Prior to Maryland, over 20 states and the District of Columbia had already adopted a single sales factor apportionment method. Maryland’s shift in apportionment methodology leads to the usual issues encountered when a state adopts single sales factor apportionment. Corporations that have property and payroll in the state will likely see lower tax liabilities under the new method, while out-of-state corporations could be subject to higher tax liabilities since a single sales factor exports the tax base.
Maryland differs from most other states in its allowance of exceptions to the rule. The carve-out provided for a “worldwide headquartered company” that meets particular qualifications seemingly favors in-state corporations, which could be seen as discriminatory. The seminal U.S. Supreme Court case of Complete Auto Transit, Inc. v. Brady 38
established a four-prong test that must be satisfied before a state may impose a tax, with one of its prongs specifically disallowing a tax that is discriminatory to interstate commerce. Thus, the legislation may encounter constitutional challenges due to the worldwide headquartered company exception to single sales factor apportionment.
Taxpayers and practitioners should examine the effect of the apportionment change when calculating quarterly estimated taxes since the first affected tax year begins in 2018. Additionally, the legislation creates the need to take the changes into account for ASC 740 purposes, with potential effects being considered as a second quarter event.

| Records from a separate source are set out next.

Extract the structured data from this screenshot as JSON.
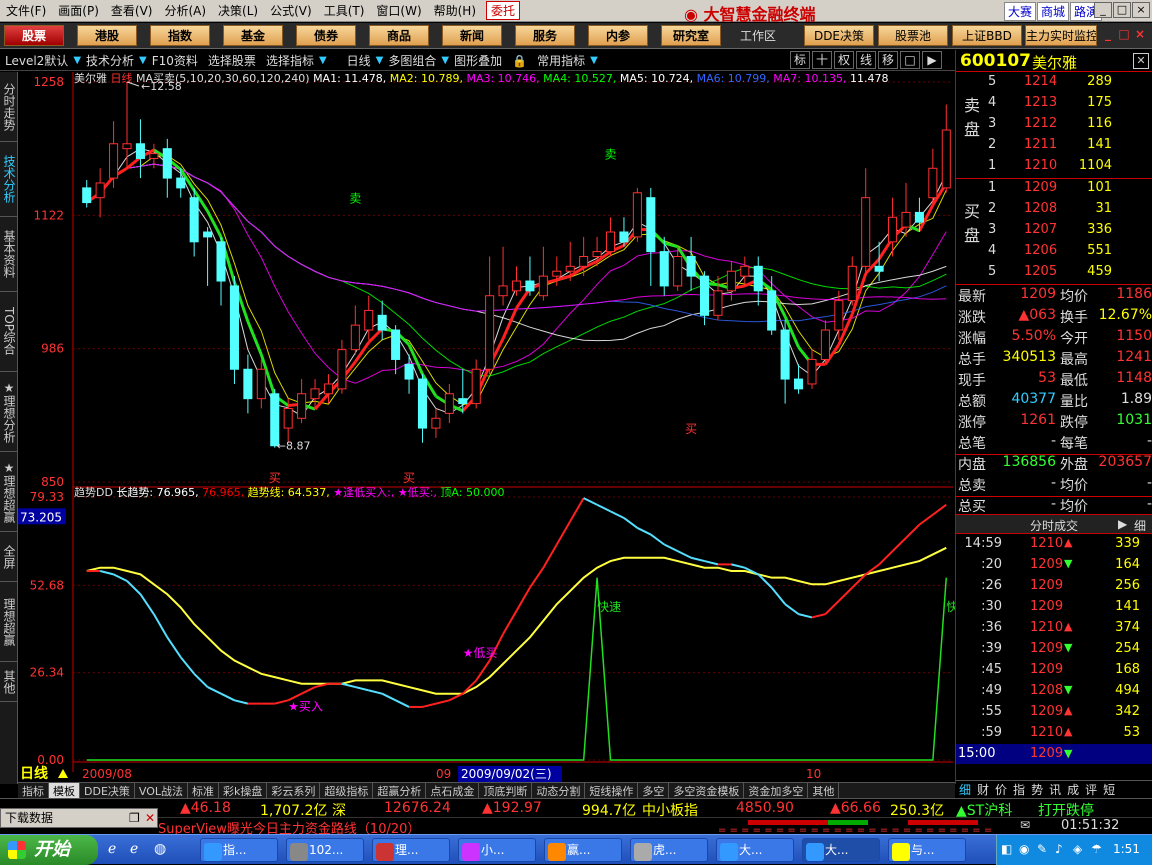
{
  "menubar": {
    "items": [
      "文件(F)",
      "画面(P)",
      "查看(V)",
      "分析(A)",
      "决策(L)",
      "公式(V)",
      "工具(T)",
      "窗口(W)",
      "帮助(H)"
    ],
    "weituo": "委托",
    "app_title": "大智慧金融终端",
    "links": [
      "大赛",
      "商城",
      "路演"
    ],
    "window_buttons": [
      "_",
      "□",
      "×"
    ]
  },
  "navbar": {
    "buttons": [
      "股票",
      "港股",
      "指数",
      "基金",
      "债券",
      "商品",
      "新闻",
      "服务",
      "内参",
      "研究室"
    ],
    "work_area": "工作区",
    "right_buttons": [
      "DDE决策",
      "股票池",
      "上证BBD",
      "主力实时监控"
    ],
    "win_buttons": [
      "_",
      "□",
      "×"
    ]
  },
  "toolbar": {
    "items": [
      "Level2默认",
      "技术分析",
      "F10资料",
      "选择股票",
      "选择指标",
      "日线",
      "多图组合",
      "图形叠加",
      "常用指标"
    ],
    "icons": [
      "标",
      "十",
      "权",
      "线",
      "移",
      "□",
      "▶"
    ]
  },
  "left_tabs": [
    "分时走势",
    "技术分析",
    "基本资料",
    "TOP综合",
    "★理想分析★",
    "★理想超赢★",
    "全屏",
    "理想超赢",
    "其他"
  ],
  "chart_data": [
    {
      "type": "candlestick",
      "title": "美尔雅",
      "period_label": "日线",
      "ma_header": "MA买卖(5,10,20,30,60,120,240)",
      "ma_labels": [
        {
          "text": "MA1: 11.478",
          "color": "#ffffff"
        },
        {
          "text": "MA2: 10.789",
          "color": "#ffff00"
        },
        {
          "text": "MA3: 10.746",
          "color": "#ff00ff"
        },
        {
          "text": "MA4: 10.527",
          "color": "#00ff00"
        },
        {
          "text": "MA5: 10.724",
          "color": "#ffffff"
        },
        {
          "text": "MA6: 10.799",
          "color": "#3366ff"
        },
        {
          "text": "MA7: 10.135",
          "color": "#ff00ff"
        },
        {
          "text": "11.478",
          "color": "#ffffff"
        }
      ],
      "y_ticks": [
        "1258",
        "1122",
        "986",
        "850"
      ],
      "ylim": [
        8.5,
        12.58
      ],
      "high_label": "12.58",
      "low_label": "8.87",
      "candles": [
        [
          11.5,
          11.35,
          11.58,
          11.3
        ],
        [
          11.4,
          11.55,
          11.7,
          11.2
        ],
        [
          11.6,
          11.95,
          12.18,
          11.5
        ],
        [
          11.9,
          11.95,
          12.58,
          11.7
        ],
        [
          11.95,
          11.8,
          12.2,
          11.6
        ],
        [
          11.8,
          11.85,
          11.95,
          11.7
        ],
        [
          11.9,
          11.6,
          12.0,
          11.4
        ],
        [
          11.6,
          11.5,
          11.7,
          11.4
        ],
        [
          11.4,
          10.95,
          11.5,
          10.8
        ],
        [
          11.05,
          11.0,
          11.1,
          10.5
        ],
        [
          10.95,
          10.55,
          11.0,
          10.3
        ],
        [
          10.5,
          9.65,
          10.6,
          9.5
        ],
        [
          9.65,
          9.35,
          9.8,
          9.2
        ],
        [
          9.35,
          9.65,
          9.75,
          9.25
        ],
        [
          9.4,
          8.87,
          9.45,
          8.85
        ],
        [
          9.05,
          9.25,
          9.35,
          8.9
        ],
        [
          9.15,
          9.4,
          9.55,
          9.1
        ],
        [
          9.35,
          9.45,
          9.55,
          9.25
        ],
        [
          9.4,
          9.5,
          9.6,
          9.3
        ],
        [
          9.45,
          9.85,
          9.95,
          9.4
        ],
        [
          9.85,
          10.1,
          10.3,
          9.8
        ],
        [
          10.05,
          10.25,
          10.4,
          9.95
        ],
        [
          10.2,
          10.05,
          10.35,
          9.95
        ],
        [
          10.05,
          9.75,
          10.1,
          9.6
        ],
        [
          9.7,
          9.55,
          9.8,
          9.4
        ],
        [
          9.55,
          9.05,
          9.6,
          8.9
        ],
        [
          9.05,
          9.15,
          9.25,
          8.95
        ],
        [
          9.2,
          9.4,
          9.5,
          9.1
        ],
        [
          9.35,
          9.3,
          9.65,
          9.2
        ],
        [
          9.3,
          9.65,
          9.75,
          9.25
        ],
        [
          9.65,
          10.4,
          10.8,
          9.6
        ],
        [
          10.4,
          10.5,
          10.9,
          10.3
        ],
        [
          10.45,
          10.55,
          10.7,
          10.4
        ],
        [
          10.55,
          10.45,
          10.8,
          10.4
        ],
        [
          10.4,
          10.6,
          10.9,
          10.35
        ],
        [
          10.6,
          10.65,
          10.8,
          10.5
        ],
        [
          10.65,
          10.7,
          10.95,
          10.55
        ],
        [
          10.7,
          10.8,
          11.0,
          10.6
        ],
        [
          10.8,
          10.85,
          11.0,
          10.7
        ],
        [
          10.85,
          11.05,
          11.2,
          10.8
        ],
        [
          11.05,
          10.95,
          11.2,
          10.9
        ],
        [
          11.0,
          11.45,
          11.5,
          10.95
        ],
        [
          11.4,
          10.85,
          11.5,
          10.5
        ],
        [
          10.85,
          10.5,
          11.0,
          10.4
        ],
        [
          10.5,
          10.8,
          10.9,
          10.45
        ],
        [
          10.8,
          10.6,
          11.0,
          10.45
        ],
        [
          10.6,
          10.2,
          10.65,
          10.1
        ],
        [
          10.2,
          10.45,
          10.6,
          10.15
        ],
        [
          10.45,
          10.65,
          10.75,
          10.35
        ],
        [
          10.6,
          10.7,
          10.8,
          10.5
        ],
        [
          10.7,
          10.45,
          10.8,
          10.3
        ],
        [
          10.45,
          10.05,
          10.6,
          10.0
        ],
        [
          10.05,
          9.55,
          10.15,
          9.3
        ],
        [
          9.55,
          9.45,
          9.7,
          9.4
        ],
        [
          9.5,
          9.75,
          9.85,
          9.45
        ],
        [
          9.75,
          10.05,
          10.15,
          9.7
        ],
        [
          10.05,
          10.35,
          10.45,
          9.95
        ],
        [
          10.35,
          10.7,
          10.8,
          10.3
        ],
        [
          10.7,
          11.4,
          11.7,
          10.6
        ],
        [
          10.7,
          10.65,
          10.95,
          10.55
        ],
        [
          10.95,
          11.2,
          11.4,
          10.8
        ],
        [
          11.1,
          11.25,
          11.55,
          11.0
        ],
        [
          11.25,
          11.15,
          11.4,
          11.05
        ],
        [
          11.4,
          11.7,
          11.9,
          11.35
        ],
        [
          11.5,
          12.09,
          12.35,
          11.45
        ]
      ],
      "annotations": [
        "卖",
        "卖",
        "买",
        "买",
        "买"
      ]
    },
    {
      "type": "line",
      "indicator_name": "趋势DD",
      "value_labels": [
        {
          "text": "长趋势: 76.965",
          "color": "#ffffff"
        },
        {
          "text": "76.965",
          "color": "#ff0000"
        },
        {
          "text": "趋势线: 64.537",
          "color": "#ffff00"
        },
        {
          "text": "★逢低买入:",
          "color": "#ff00ff"
        },
        {
          "text": "★低买:",
          "color": "#ff00ff"
        },
        {
          "text": "顶A: 50.000",
          "color": "#00ff00"
        }
      ],
      "current_value": "73.205",
      "y_ticks": [
        "79.33",
        "52.68",
        "26.34",
        "0.00"
      ],
      "ylim": [
        0,
        79.33
      ],
      "x_labels": [
        "日线",
        "2009/08",
        "09",
        "2009/09/02(三)",
        "10"
      ],
      "annotations": [
        "★买入",
        "★低买",
        "快速",
        "快速"
      ],
      "long_trend": [
        57,
        57,
        56,
        54,
        50,
        44,
        37,
        31,
        26,
        22,
        20,
        18,
        17,
        17,
        17,
        18,
        20,
        22,
        23,
        23,
        22,
        21,
        20,
        18,
        16,
        16,
        17,
        18,
        20,
        24,
        30,
        38,
        45,
        52,
        58,
        65,
        72,
        79,
        77,
        75,
        73,
        70,
        68,
        65,
        63,
        61,
        60,
        59,
        59,
        58,
        56,
        52,
        47,
        44,
        43,
        44,
        48,
        52,
        56,
        59,
        63,
        67,
        71,
        74,
        77
      ],
      "trend_line": [
        57,
        58,
        58,
        57,
        56,
        53,
        50,
        46,
        41,
        37,
        33,
        30,
        28,
        26,
        25,
        24,
        23,
        23,
        23,
        23,
        24,
        24,
        24,
        23,
        22,
        21,
        20,
        20,
        20,
        22,
        25,
        29,
        33,
        37,
        42,
        47,
        51,
        55,
        58,
        60,
        61,
        61,
        61,
        61,
        60,
        59,
        58,
        58,
        57,
        57,
        56,
        55,
        55,
        54,
        53,
        53,
        54,
        55,
        56,
        57,
        58,
        59,
        60,
        62,
        64
      ],
      "fast_signal": [
        0,
        0,
        0,
        0,
        0,
        0,
        0,
        0,
        0,
        0,
        0,
        0,
        0,
        0,
        0,
        0,
        0,
        0,
        0,
        0,
        0,
        0,
        0,
        0,
        0,
        0,
        0,
        0,
        0,
        0,
        0,
        0,
        0,
        0,
        0,
        0,
        0,
        0,
        55,
        0,
        0,
        0,
        0,
        0,
        0,
        0,
        0,
        0,
        0,
        0,
        0,
        0,
        0,
        0,
        0,
        0,
        0,
        0,
        0,
        0,
        0,
        0,
        0,
        0,
        55
      ]
    }
  ],
  "right_panel": {
    "code": "600107",
    "name": "美尔雅",
    "sell_label": [
      "卖",
      "盘"
    ],
    "buy_label": [
      "买",
      "盘"
    ],
    "sells": [
      {
        "level": "5",
        "price": "1214",
        "vol": "289"
      },
      {
        "level": "4",
        "price": "1213",
        "vol": "175"
      },
      {
        "level": "3",
        "price": "1212",
        "vol": "116"
      },
      {
        "level": "2",
        "price": "1211",
        "vol": "141"
      },
      {
        "level": "1",
        "price": "1210",
        "vol": "1104"
      }
    ],
    "buys": [
      {
        "level": "1",
        "price": "1209",
        "vol": "101"
      },
      {
        "level": "2",
        "price": "1208",
        "vol": "31"
      },
      {
        "level": "3",
        "price": "1207",
        "vol": "336"
      },
      {
        "level": "4",
        "price": "1206",
        "vol": "551"
      },
      {
        "level": "5",
        "price": "1205",
        "vol": "459"
      }
    ],
    "quotes": [
      {
        "k": "最新",
        "v": "1209",
        "vc": "red",
        "k2": "均价",
        "v2": "1186",
        "v2c": "red"
      },
      {
        "k": "涨跌",
        "v": "▲063",
        "vc": "red",
        "k2": "换手",
        "v2": "12.67%",
        "v2c": "yel"
      },
      {
        "k": "涨幅",
        "v": "5.50%",
        "vc": "red",
        "k2": "今开",
        "v2": "1150",
        "v2c": "red"
      },
      {
        "k": "总手",
        "v": "340513",
        "vc": "yel",
        "k2": "最高",
        "v2": "1241",
        "v2c": "red"
      },
      {
        "k": "现手",
        "v": "53",
        "vc": "red",
        "k2": "最低",
        "v2": "1148",
        "v2c": "red"
      },
      {
        "k": "总额",
        "v": "40377",
        "vc": "cyn",
        "k2": "量比",
        "v2": "1.89",
        "v2c": "wht"
      },
      {
        "k": "涨停",
        "v": "1261",
        "vc": "red",
        "k2": "跌停",
        "v2": "1031",
        "v2c": "grn"
      },
      {
        "k": "总笔",
        "v": "-",
        "vc": "wht",
        "k2": "每笔",
        "v2": "-",
        "v2c": "wht"
      },
      {
        "k": "内盘",
        "v": "136856",
        "vc": "grn",
        "k2": "外盘",
        "v2": "203657",
        "v2c": "red"
      },
      {
        "k": "总卖",
        "v": "-",
        "vc": "wht",
        "k2": "均价",
        "v2": "-",
        "v2c": "wht"
      },
      {
        "k": "总买",
        "v": "-",
        "vc": "wht",
        "k2": "均价",
        "v2": "-",
        "v2c": "wht"
      }
    ],
    "tick_header": "分时成交",
    "tick_tab": "细",
    "ticks": [
      {
        "t": "14:59",
        "p": "1210",
        "a": "up",
        "v": "339"
      },
      {
        "t": ":20",
        "p": "1209",
        "a": "down",
        "v": "164"
      },
      {
        "t": ":26",
        "p": "1209",
        "a": "",
        "v": "256"
      },
      {
        "t": ":30",
        "p": "1209",
        "a": "",
        "v": "141"
      },
      {
        "t": ":36",
        "p": "1210",
        "a": "up",
        "v": "374"
      },
      {
        "t": ":39",
        "p": "1209",
        "a": "down",
        "v": "254"
      },
      {
        "t": ":45",
        "p": "1209",
        "a": "",
        "v": "168"
      },
      {
        "t": ":49",
        "p": "1208",
        "a": "down",
        "v": "494"
      },
      {
        "t": ":55",
        "p": "1209",
        "a": "up",
        "v": "342"
      },
      {
        "t": ":59",
        "p": "1210",
        "a": "up",
        "v": "53"
      }
    ],
    "last_tick": {
      "t": "15:00",
      "p": "1209",
      "a": "down"
    },
    "tabs": [
      "细",
      "财",
      "价",
      "指",
      "势",
      "讯",
      "成",
      "评",
      "短"
    ]
  },
  "bottom_tabs": [
    "指标",
    "模板",
    "DDE决策",
    "VOL战法",
    "标准",
    "彩k操盘",
    "彩云系列",
    "超级指标",
    "超赢分析",
    "点石成金",
    "顶底判断",
    "动态分割",
    "短线操作",
    "多空",
    "多空资金模板",
    "资金加多空",
    "其他"
  ],
  "index_bar": [
    {
      "text": "▲46.18",
      "c": "red"
    },
    {
      "text": "1,707.2亿",
      "c": "yel"
    },
    {
      "text": "深",
      "c": "yel"
    },
    {
      "text": "12676.24",
      "c": "red"
    },
    {
      "text": "▲192.97",
      "c": "red"
    },
    {
      "text": "994.7亿",
      "c": "yel"
    },
    {
      "text": "中小板指",
      "c": "yel"
    },
    {
      "text": "4850.90",
      "c": "red"
    },
    {
      "text": "▲66.66",
      "c": "red"
    },
    {
      "text": "250.3亿",
      "c": "yel"
    },
    {
      "text": "▲ST沪科",
      "c": "grn"
    },
    {
      "text": "打开跌停",
      "c": "grn"
    }
  ],
  "download_label": "下载数据",
  "super_view": "SuperView曝光今日主力资金路线（10/20）",
  "status_clock": "01:51:32",
  "taskbar": {
    "start": "开始",
    "tasks": [
      "指...",
      "102...",
      "理...",
      "小...",
      "赢...",
      "虎...",
      "大...",
      "大...",
      "与..."
    ],
    "clock": "1:51"
  }
}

Maryland’s incentive package designed to entice Amazon’s HQ2 is one of the largest among the 20 candidates vying for this project. If Amazon decides to build HQ2 in Maryland, the legislation will have a costly impact on the state’s coffers. In the bill’s Fiscal and Policy Note, the Maryland General Assembly estimated that it would decrease state revenue by approximately $5.6 billion and local government revenue by $924.3 million.39
Given the package’s exorbitant cost, it is only natural to wonder who is really footing the bill, the very subject of Cuno v. DaimlerChrysler
and whether the provision of these tax breaks will create a disproportionate burden on the rest of Maryland’s residents.